The Blackburns also had a pre-existing property right, but the judge found that the county order didn’t deny them the use of their beach house.
“It simply required them to be at their home by March 20, 2020, if they wanted to use it personally,” Richardson wrote. “And the Blackburns remained free to rent the house to those within the county, or to sell it.”
Finally, the judge said the third Penn Central factor favored the county.
“Exactly what this factor refers to is, admittedly, a little fuzzy,” Richardson noted.
Instead of pinpointing clear character traits, this has been treated as an “open-ended inquiry into whatever considerations” courts think are most relevant in each particular case.
“Combine an ad hoc balancing test with an open-ended factor and you’re left with doctrine that is a ‘veritable mess,’” he wrote.
Instead, Richardson said the court “should seek to ‘identify regulatory actions that are functionally equivalent to the classic taking in which the government directly appropriates private property or ousts the owner from his domain.’”
The judge then found that Dare County’s order wasn’t “functionally equivalent” to a government appropriation or an ouster because the Blackburns weren’t dispossessed of their beach house or forced to leave the county.
“Despite promulgating the order on March 16 and implementing the non-resident visitor ban a day later, Dare County delayed implementing this order until March 20 to give homeowners like the Blackburns a chance to travel to the County,” Richardson wrote. “This is a far cry from an ouster.”
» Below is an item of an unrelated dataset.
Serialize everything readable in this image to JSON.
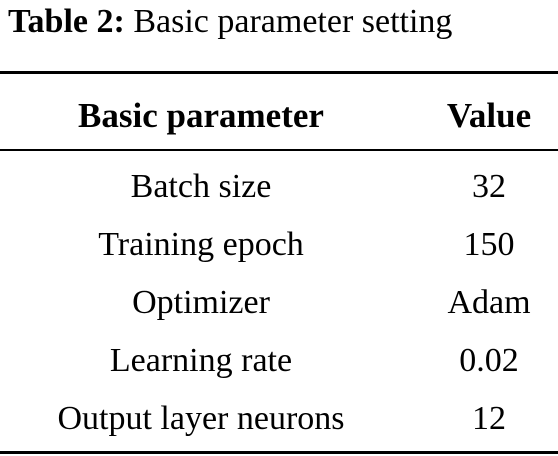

As for an examination of the distributional impact of the order, the judge said it did little to advance the couple’s cause. Their bringing a putative class action demonstrated that the order was distributed broadly, not narrowly targeted.
“[N]ot every restriction is a taking,” Richardson concluded, affirming the district court’s ruling. “And, properly viewed, Dare County’s order is neither a physical appropriation, a use restriction that renders the property valueless, nor a taking under Penn Central.”